This article was originally published March 8, 2019.
Are we alone in the universe? It’s a question that often sparks debate. For a young woman named Munazza Alam, it sparked an entire career path.
Alam wasn’t always interested in the cosmos. “Growing up, I was not a space nerd,” she says. There was no telescope in her backyard, and trips to the museum centered on dinosaur exhibits. As a kid, she preferred playing outside and riding around on her bike to gazing at the stars.
But by her freshman year in college, she’d fallen completely under astronomy’s spell.
Field of View
Alam, 24, is bright in every sense of the word. She is intelligent and vivacious, and her voice radiates warmth. She can discuss the merits of condensed matter theory as comfortably and clearly as her feelings about her family background.
A first-generation Muslim American, Alam grew up on Staten Island, a borough of New York City that is predominately white. Her mother was born in Hyderabad, India, and her father is from Lahore, Pakistan. “I always had this sense of otherness, this idea of questioning belonging,” she says. For one thing, her relatives on the Indian subcontinent viewed her and her two older sisters as Americans, while “here we were viewed as not American, because our parents are immigrants,” she says.

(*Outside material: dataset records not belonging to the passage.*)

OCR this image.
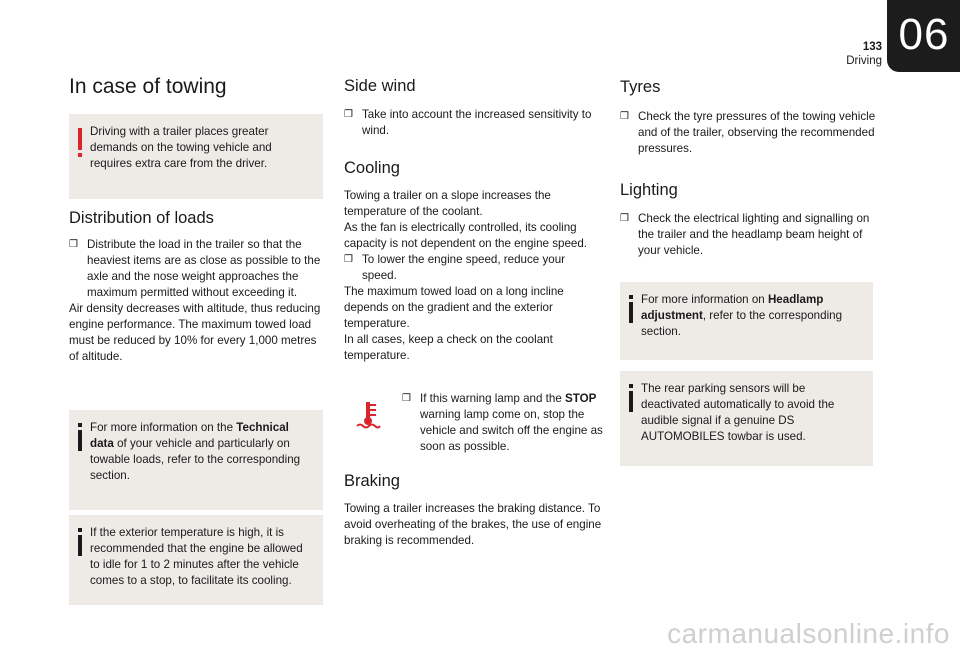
06
133
Driving
In case of towing
Driving with a trailer places greater demands on the towing vehicle and requires extra care from the driver.
Distribution of loads
❒ Distribute the load in the trailer so that the heaviest items are as close as possible to the axle and the nose weight approaches the maximum permitted without exceeding it.

Air density decreases with altitude, thus reducing engine performance. The maximum towed load must be reduced by 10% for every 1,000 metres of altitude.

For more information on the Technical data of your vehicle and particularly on towable loads, refer to the corresponding section.
If the exterior temperature is high, it is recommended that the engine be allowed to idle for 1 to 2 minutes after the vehicle comes to a stop, to facilitate its cooling.
Side wind
❒ Take into account the increased sensitivity to wind.
Cooling

Towing a trailer on a slope increases the temperature of the coolant.

As the fan is electrically controlled, its cooling capacity is not dependent on the engine speed.

❒ To lower the engine speed, reduce your speed.

The maximum towed load on a long incline depends on the gradient and the exterior temperature.

In all cases, keep a check on the coolant temperature.

❒ If this warning lamp and the STOP warning lamp come on, stop the vehicle and switch off the engine as soon as possible.
Braking

Towing a trailer increases the braking distance. To avoid overheating of the brakes, the use of engine braking is recommended.

Tyres
❒ Check the tyre pressures of the towing vehicle and of the trailer, observing the recommended pressures.
Lighting
❒ Check the electrical lighting and signalling on the trailer and the headlamp beam height of your vehicle.
For more information on Headlamp adjustment, refer to the corresponding section.
The rear parking sensors will be deactivated automatically to avoid the audible signal if a genuine DS AUTOMOBILES towbar is used.
carmanualsonline.info
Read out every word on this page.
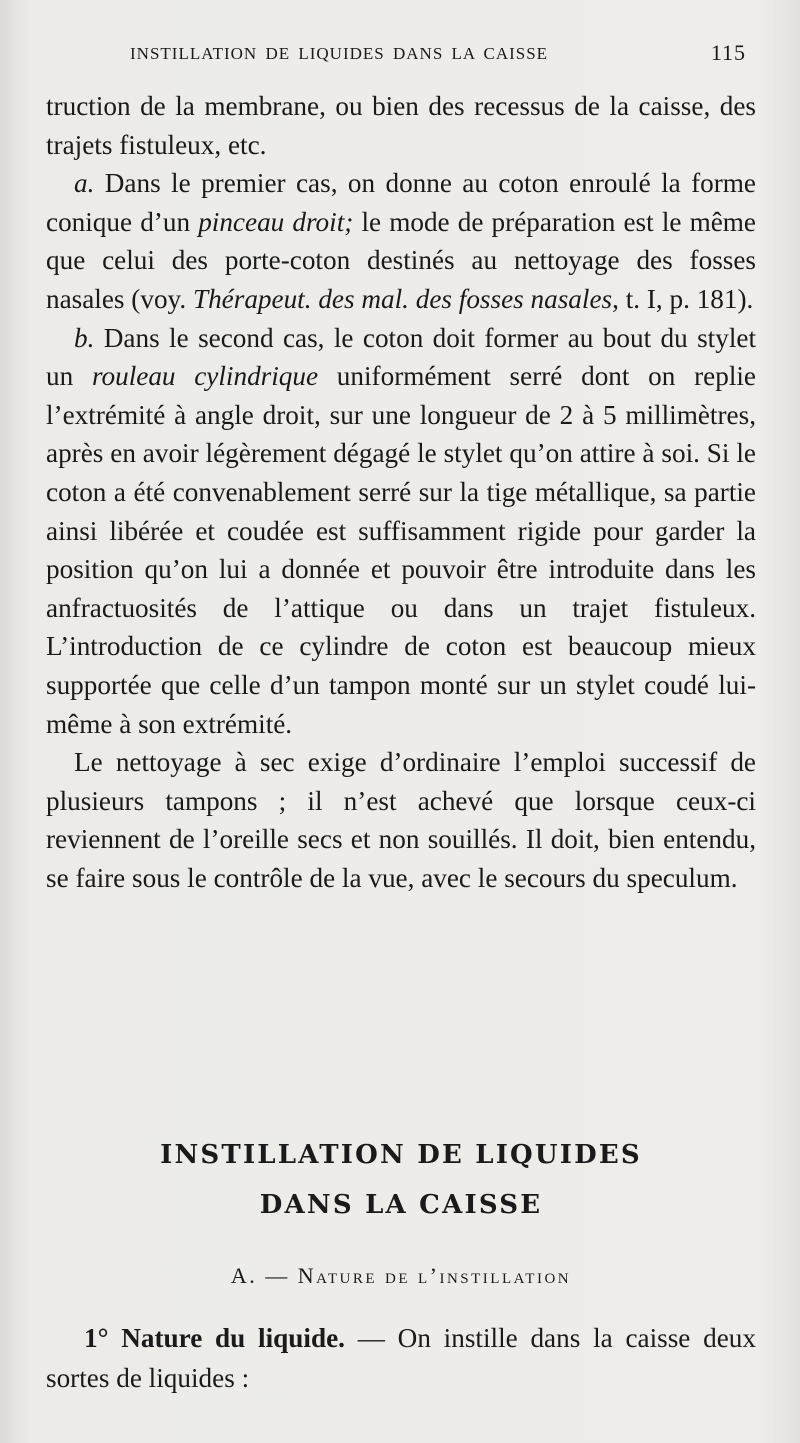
INSTILLATION DE LIQUIDES DANS LA CAISSE	115

truction de la membrane, ou bien des recessus de la caisse, des trajets fistuleux, etc.

a. Dans le premier cas, on donne au coton enroulé la forme conique d’un pinceau droit; le mode de préparation est le même que celui des porte-coton destinés au nettoyage des fosses nasales (voy. Thérapeut. des mal. des fosses nasales, t. I, p. 181).

b. Dans le second cas, le coton doit former au bout du stylet un rouleau cylindrique uniformément serré dont on replie l’extrémité à angle droit, sur une longueur de 2 à 5 millimètres, après en avoir légèrement dégagé le stylet qu’on attire à soi. Si le coton a été convenablement serré sur la tige métallique, sa partie ainsi libérée et coudée est suffisamment rigide pour garder la position qu’on lui a donnée et pouvoir être introduite dans les anfractuosités de l’attique ou dans un trajet fistuleux. L’introduction de ce cylindre de coton est beaucoup mieux supportée que celle d’un tampon monté sur un stylet coudé lui-même à son extrémité.

Le nettoyage à sec exige d’ordinaire l’emploi successif de plusieurs tampons ; il n’est achevé que lorsque ceux-ci reviennent de l’oreille secs et non souillés. Il doit, bien entendu, se faire sous le contrôle de la vue, avec le secours du speculum.

INSTILLATION DE LIQUIDES
DANS LA CAISSE
A. — Nature de l’instillation

1° Nature du liquide. — On instille dans la caisse deux sortes de liquides :
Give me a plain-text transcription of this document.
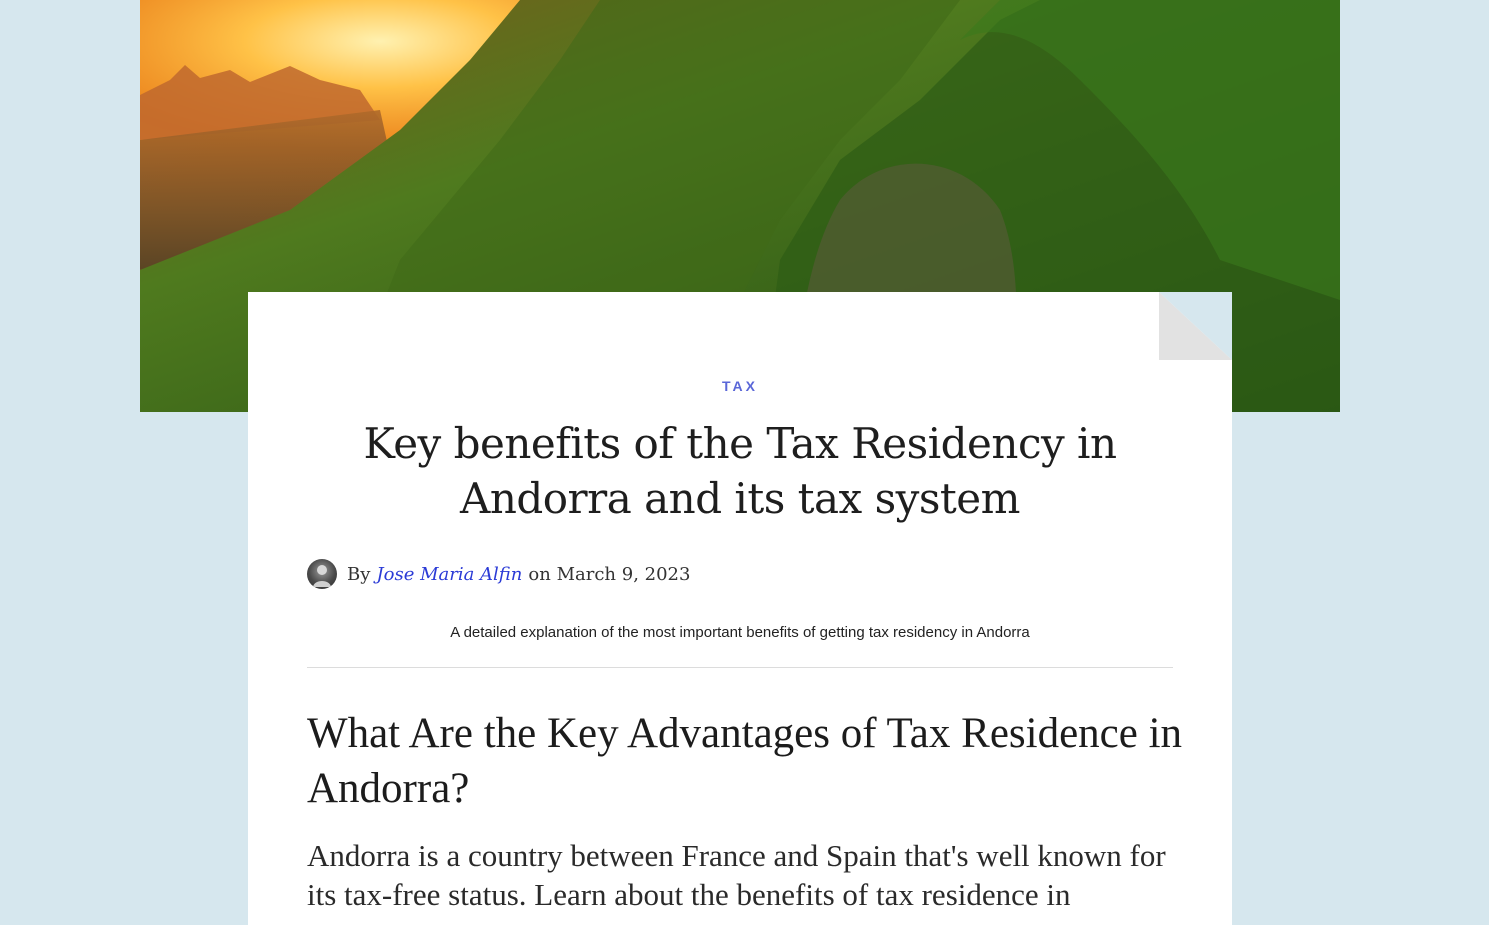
TAX
Key benefits of the Tax Residency in Andorra and its tax system
By Jose Maria Alfin on
March 9, 2023
A detailed explanation of the most important benefits of getting tax residency in Andorra
What Are the Key Advantages of Tax Residence in Andorra?

Andorra is a country between France and Spain that's well known for its tax-free status. Learn about the benefits of tax residence in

Adding another dimension to her experience, Alam and her sisters attended Catholic school from kindergarten through 12th grade. A cousin had done well at the school, and her parents wanted their daughters to get the best education possible, so they enrolled all three girls. “It was a great way to learn to foster these ideas of acceptance, being among different groups and just learning how to understand what other people believe and the ethics that they live by,” Alam says.
Catching Fire
Her attraction to physics began in high school, thanks to an inspiring teacher with infectious enthusiasm. Alam had always enjoyed math, science, critical thinking, and problem solving, but this teacher’s passion for physics and her ability to break down complicated concepts stuck with Alam.
Her teacher was also inspiring on another level. “She moved from Israel as a little girl to New York City,” Alam says. She adds that she felt they shared a “kind of overlapping identity: She was first generation, and she loved physics, and was a minority student when she went through graduate studies as a woman.”
By the time she began her freshman year at CUNY Hunter College in Manhattan, New York, Alam had settled on physics as her major. She soon began her first research project on the low-mass celestial objects known as brown dwarfs, and by the end of the year, she had a chance to visit the Kitt Peak National Observatory near Tucson, Arizona.
“I was 19,” she says, “and it was the first time I had ever seen the Milky Way.” The sight solidified her decision to pursue astronomy long-term. It also reminded her of how far she’d come: “I mean, I grew up seeing a handful of stars at a time at best,” she laughs.
Rising Star
Alam, who is a National Geographic grantee, is now earning her graduate degree at the Harvard Smithsonian Center for Astrophysics in Cambridge, Massachusetts. Her current research focuses on a category of large, bright exoplanets called hot Jupiters.
Using data from the Hubble Space Telescope, she "constructs spectra of planet atmospheres to infer what they are made of and if these planets have clouds and hazes," she says. She follows up these observations using ground-based telescopes in Chile to then figure out how these celestial bodies formed and evolved over time.
One of Alam’s dreams is to discover an Earth twin, a planet beyond our solar system that has a climate like ours with the potential to host life like here. This kind of research is like a puzzle that doesn’t have a picture to follow, she says. It requires collaboration to figure out how the pieces fit together.
Women Wanted
Alam also hopes to inspire other women like her to join the field. “I don’t have any role models who look like me or have overlapping identities with me,” she says. “I want to be that for other girls who have a similar cultural background.”
Statistically speaking, gender equality is better in astronomy than in other physical sciences, “but it’s still not great,” Alam says. Her program at Harvard has 52 students, and fewer than half of them are women. Despite this disparity, Alam counts several strong female influences in her life, from her mother to her Ph.D. thesis advisor.
And though her particular projects may seem esoteric, she insists that astronomy is for everyone. “There is something so human and so natural to gaze up at the stars and contemplate the cosmos.”